Ekiga could be an additional way.
User: ralfherzog
Date: 3/12/2008 12:52 am
Views: 296
Rating: 25
Using Ekiga to collect speech sounds like a very good idea. VoxForge currently offers submission via telephone (does anyone use this feature?), the speech submission application (should support much more prompts for each language), the upload of zipped speech files (I prefer this method).  Ekiga could be an additional way.

--- (Edited on 2008-03-12 12:53 am [GMT-0500] by ralfherzog) ---

Re: Ekiga
User: kmaclean
Date: 3/12/2008 2:29 pm
Views: 233
Rating: 27

> Feature request: use Ekiga for collecting/contributing speech.

From Ekiga site:

Ekiga uses both the H.323 and SIP protocols. It supports many audio and video codecs, and is interoperable with other SIP compliant software [...]

So we should be able to use Ekiga as a SIP client front-end for the VoxForgeIVR application (Asterisk-based app) that trevarthen created. 
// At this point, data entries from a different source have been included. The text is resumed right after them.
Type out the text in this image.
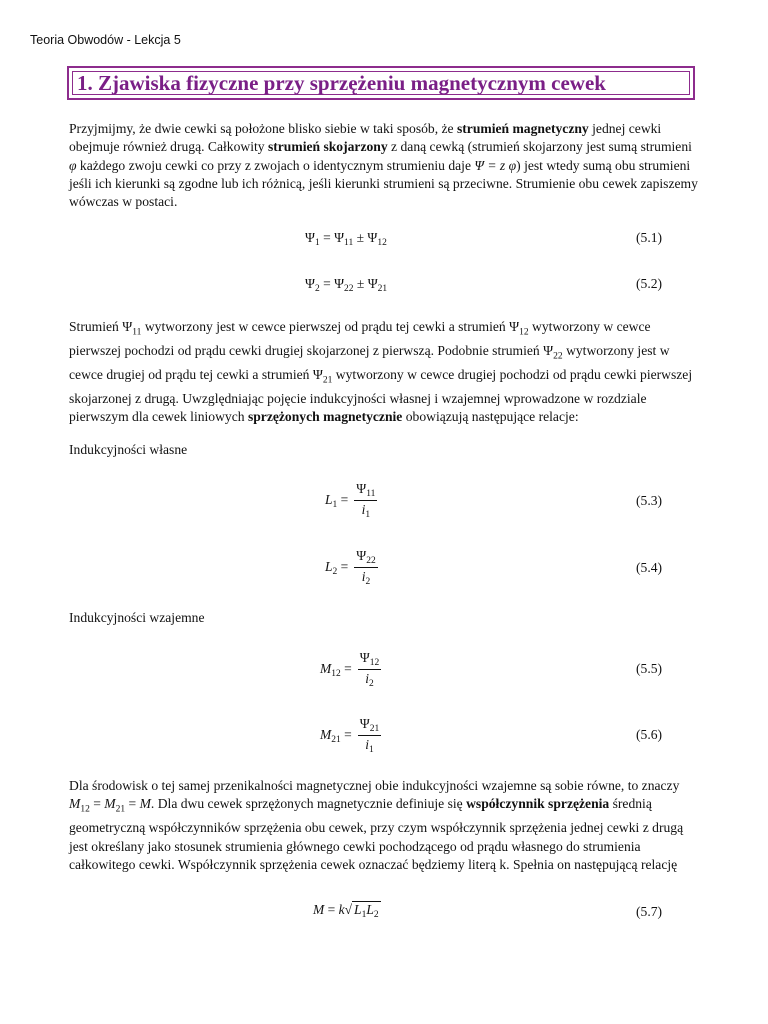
Teoria Obwodów - Lekcja 5
1. Zjawiska fizyczne przy sprzężeniu magnetycznym cewek
Przyjmijmy, że dwie cewki są położone blisko siebie w taki sposób, że strumień magnetyczny jednej cewki obejmuje również drugą. Całkowity strumień skojarzony z daną cewką (strumień skojarzony jest sumą strumieni φ każdego zwoju cewki co przy z zwojach o identycznym strumieniu daje Ψ = z φ) jest wtedy sumą obu strumieni jeśli ich kierunki są zgodne lub ich różnicą, jeśli kierunki strumieni są przeciwne. Strumienie obu cewek zapiszemy wówczas w postaci.
$\Psi_1 = \Psi_{11} \pm \Psi_{12}$	(5.1)
$\Psi_2 = \Psi_{22} \pm \Psi_{21}$	(5.2)
Strumień $\Psi_{11}$ wytworzony jest w cewce pierwszej od prądu tej cewki a strumień $\Psi_{12}$ wytworzony w cewce pierwszej pochodzi od prądu cewki drugiej skojarzonej z pierwszą. Podobnie strumień $\Psi_{22}$ wytworzony jest w cewce drugiej od prądu tej cewki a strumień $\Psi_{21}$ wytworzony w cewce drugiej pochodzi od prądu cewki pierwszej skojarzonej z drugą. Uwzględniając pojęcie indukcyjności własnej i wzajemnej wprowadzone w rozdziale pierwszym dla cewek liniowych sprzężonych magnetycznie obowiązują następujące relacje:
Indukcyjności własne
$L_1 = \frac{\Psi_{11}}{i_1}$	(5.3)
$L_2 = \frac{\Psi_{22}}{i_2}$	(5.4)
Indukcyjności wzajemne
$M_{12} = \frac{\Psi_{12}}{i_2}$	(5.5)
$M_{21} = \frac{\Psi_{21}}{i_1}$	(5.6)
Dla środowisk o tej samej przenikalności magnetycznej obie indukcyjności wzajemne są sobie równe, to znaczy $M_{12} = M_{21} = M$. Dla dwu cewek sprzężonych magnetycznie definiuje się współczynnik sprzężenia średnią geometryczną współczynników sprzężenia obu cewek, przy czym współczynnik sprzężenia jednej cewki z drugą jest określany jako stosunek strumienia głównego cewki pochodzącego od prądu własnego do strumienia całkowitego cewki. Współczynnik sprzężenia cewek oznaczać będziemy literą k. Spełnia on następującą relację
M = k√ $L_1L_2$	(5.7)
The main problem is that our current server resources would likely not be able to support the bandwidth required of a VoIP solution.  Where the web front-end server is located, there is not enough bandwidth to support VoIP (I've tried direct connections with people, and have been dropped many times).  On the VoxForge repository server (which is just a regular web-hosting service), we don't have root access, which (I think) is required for an Asterisk server.  If there is a way around this, please let me know.
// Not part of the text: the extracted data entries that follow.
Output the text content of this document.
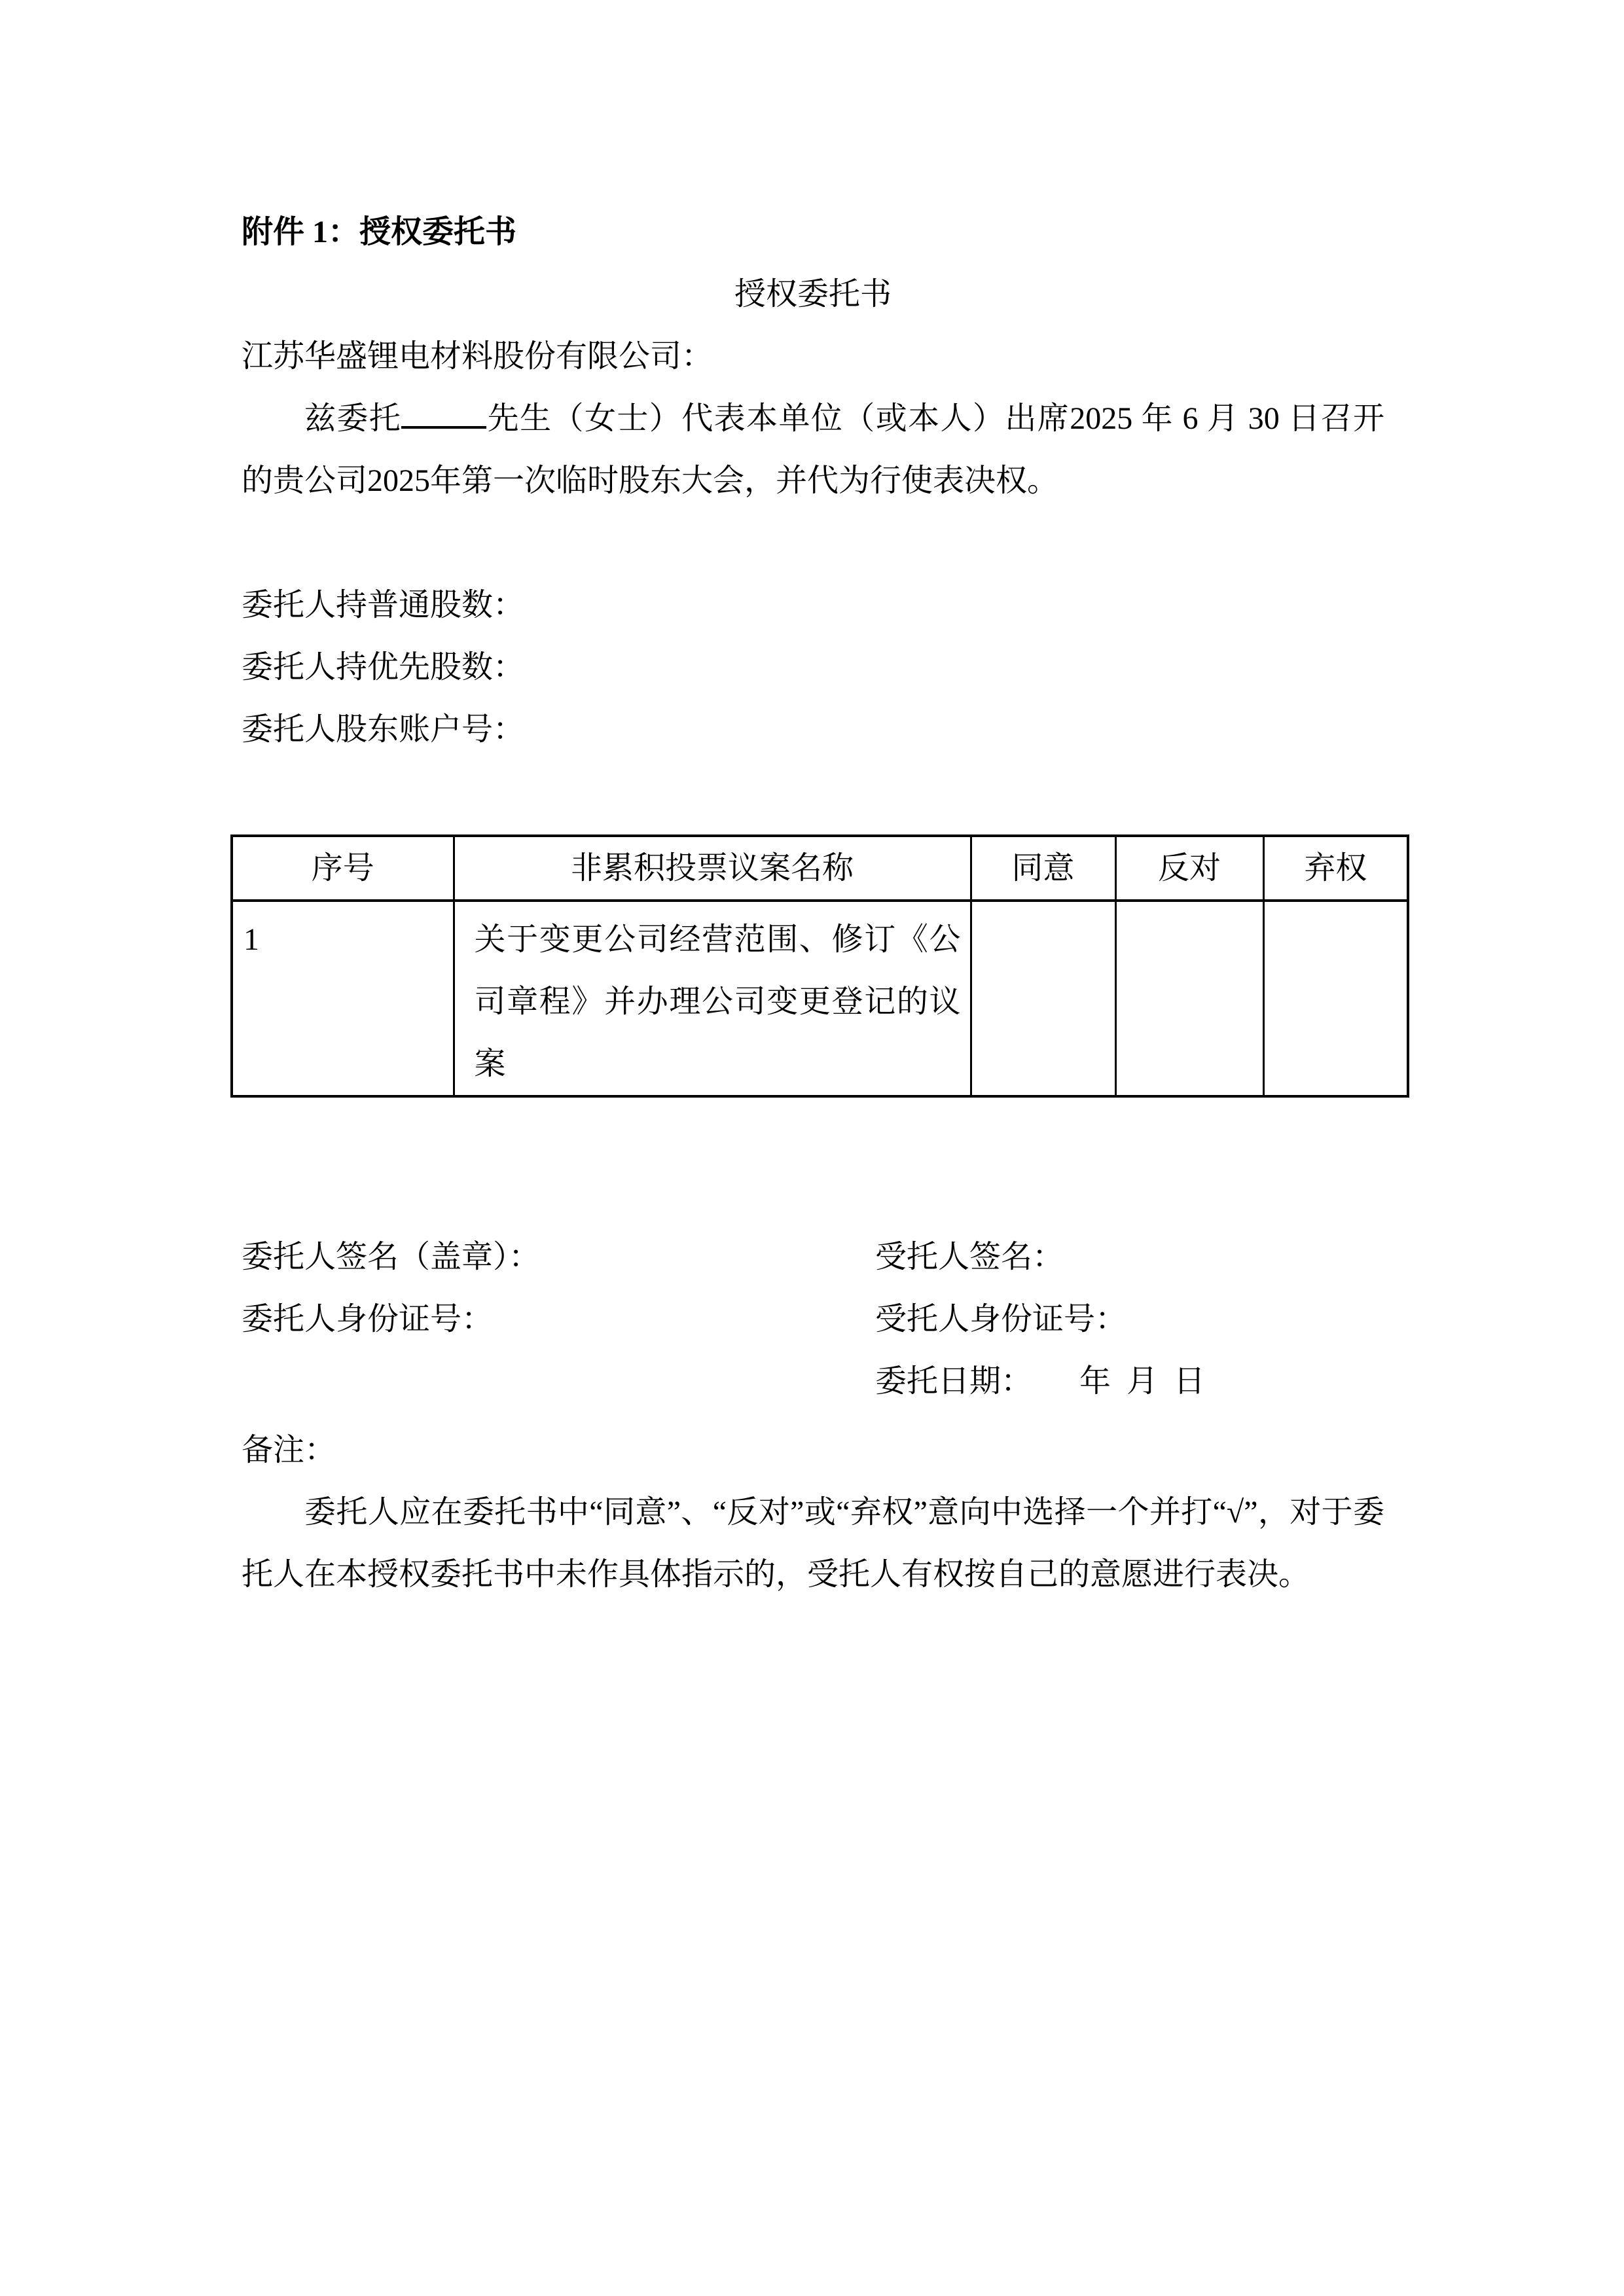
附件 1：授权委托书
授权委托书
江苏华盛锂电材料股份有限公司：
兹委托	先生（女士）代表本单位（或本人）出席2025 年 6 月 30 日召开的贵公司2025年第一次临时股东大会，并代为行使表决权。
委托人持普通股数：
委托人持优先股数：
委托人股东账户号：
序号	非累积投票议案名称	同意	反对	弃权
1	关于变更公司经营范围、修订《公司章程》并办理公司变更登记的议案			
委托人签名（盖章）：	受托人签名：
委托人身份证号：	受托人身份证号：
委托日期：      年  月  日
备注：
委托人应在委托书中“同意”、“反对”或“弃权”意向中选择一个并打“√”，对于委托人在本授权委托书中未作具体指示的，受托人有权按自己的意愿进行表决。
--- (Edited on 3/12/2008 3:29 pm [GMT-0400] by kmaclean) ---

Re: Ekiga
User: nsh
Date: 3/12/2008 3:03 pm
Views: 233
Rating: 29

> If there is a way around this, please let me know.

Of course you can build * in a custom prefix from sources. The only difference is that you should configure it with all dirs:

./configure --prefix=... --sysconfdir=... --datadir=... and

probably some more options. There are different problems with firewall but it should work fine I suppose.
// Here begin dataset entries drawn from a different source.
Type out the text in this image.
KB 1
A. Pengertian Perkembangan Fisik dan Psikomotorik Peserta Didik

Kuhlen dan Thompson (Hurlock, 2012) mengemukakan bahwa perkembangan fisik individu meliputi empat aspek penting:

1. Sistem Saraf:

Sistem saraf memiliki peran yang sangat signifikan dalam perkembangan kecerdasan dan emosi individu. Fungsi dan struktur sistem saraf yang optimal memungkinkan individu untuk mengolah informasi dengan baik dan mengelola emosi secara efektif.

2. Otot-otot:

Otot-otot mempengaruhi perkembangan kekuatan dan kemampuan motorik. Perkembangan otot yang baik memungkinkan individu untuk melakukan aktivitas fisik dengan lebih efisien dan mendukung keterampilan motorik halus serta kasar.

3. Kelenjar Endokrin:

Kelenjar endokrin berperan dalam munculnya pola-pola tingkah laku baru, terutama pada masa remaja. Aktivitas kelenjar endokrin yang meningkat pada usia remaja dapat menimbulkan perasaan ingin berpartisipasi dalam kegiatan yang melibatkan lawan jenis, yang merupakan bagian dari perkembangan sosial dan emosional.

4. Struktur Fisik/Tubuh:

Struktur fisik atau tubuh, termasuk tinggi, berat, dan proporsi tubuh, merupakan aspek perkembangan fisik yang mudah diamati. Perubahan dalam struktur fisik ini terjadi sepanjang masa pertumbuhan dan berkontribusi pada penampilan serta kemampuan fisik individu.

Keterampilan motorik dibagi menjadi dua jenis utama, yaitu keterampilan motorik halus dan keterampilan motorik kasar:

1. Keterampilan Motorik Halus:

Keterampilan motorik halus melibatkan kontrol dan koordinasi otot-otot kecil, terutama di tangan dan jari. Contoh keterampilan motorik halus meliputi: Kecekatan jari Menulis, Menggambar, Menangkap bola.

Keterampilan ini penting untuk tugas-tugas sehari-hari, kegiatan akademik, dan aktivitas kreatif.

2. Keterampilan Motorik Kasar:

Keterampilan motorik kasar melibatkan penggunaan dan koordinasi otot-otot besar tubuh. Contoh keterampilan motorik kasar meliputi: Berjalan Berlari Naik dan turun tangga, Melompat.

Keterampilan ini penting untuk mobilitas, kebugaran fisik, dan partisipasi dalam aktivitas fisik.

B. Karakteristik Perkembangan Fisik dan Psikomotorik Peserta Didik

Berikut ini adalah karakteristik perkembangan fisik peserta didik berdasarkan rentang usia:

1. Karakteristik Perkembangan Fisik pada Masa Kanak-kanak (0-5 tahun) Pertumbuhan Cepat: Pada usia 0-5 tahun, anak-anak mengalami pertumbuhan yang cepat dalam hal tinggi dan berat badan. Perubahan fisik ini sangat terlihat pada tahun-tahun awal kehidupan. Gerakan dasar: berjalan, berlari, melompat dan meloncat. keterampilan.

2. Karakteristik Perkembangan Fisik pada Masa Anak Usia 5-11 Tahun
And SIP is a very nice idea of course.

--- (Edited on 3/12/2008 3:04 pm [GMT-0500] by nsh) ---

Re: Ekiga
User: kmaclean
Date: 3/14/2008 7:56 pm
Views: 188
Rating: 16

Hi nsh,

That seems sooo obvious now ... never even thought of doing that!

Might be a good SoC project,


--- (Edited on 3/14/2008 8:56 pm [GMT-0400] by kmaclean) ---

Re: Ekiga
User: colbec
Date: 3/15/2008 3:59 pm
Views: 433
Rating: 23
I frequently use Zoiper with an asterisk server over a dialup connection (56K theoretical) and I know there are a lot of blips burps and silences which could affect the quality of the recording. VOIP uses UDP which opens up the possibility that even over a good line there may be occasional silences in the middle of a recording, so one thing to think about is the quality of a 'patched' recording compared to one obtained in more constant conditions.

--- (Edited on 3/15/2008 3:59 pm [GMT-0500] by colbec) ---

Voice sample/model via VoIP
User: freakalad
Date: 3/2/2009 7:26 pm
Views: 159
Rating: 6

I'd be happy to lend my & my (willing) clients voices to contributing to this project via VoIP: easiest would be to implement a plug-in on either the VoIP gateway (Asterisk, FreeSwitch) or on the client (Ekiga).

Maybe talk to the respective developers to have it implemented as a feature, since they would be able to directly benefit from the project (i.e live voice translations, verbal commands to dial from a list/emergencies as opposed to DDI's, access control, etc)

Wide range of sampling can be gathered from call-centre implementations

--- (Edited on 3/2/2009 7:26 pm [GMT-0600] by Visitor) ---

Re: Voice sample/model via VoIP
User: kmaclean
Date: 3/5/2009 8:55 pm
Views: 1110
Rating: 5

Hi freakalad,

>I'd be happy to lend my & my (willing) clients voices to contributing to this

>project via VoIP

Our current approach is to collect high quality speech using the Java applet (or some another audio editor like Audacity) and then downsample it to the target rate used by the application (telephony uses 8kHz:8bit audio, ...).

For certain applications, like VoIP, there would be an additional step that would likely involve passing the speech audio through the target VoIP codec, and then training acoustic models using this transformed speech audio (for more info on this approach see my post in this thread, and David Gelbart's post in the same thread).


--- (Edited on 3/5/2009 9:55 pm [GMT-0500] by kmaclean) ---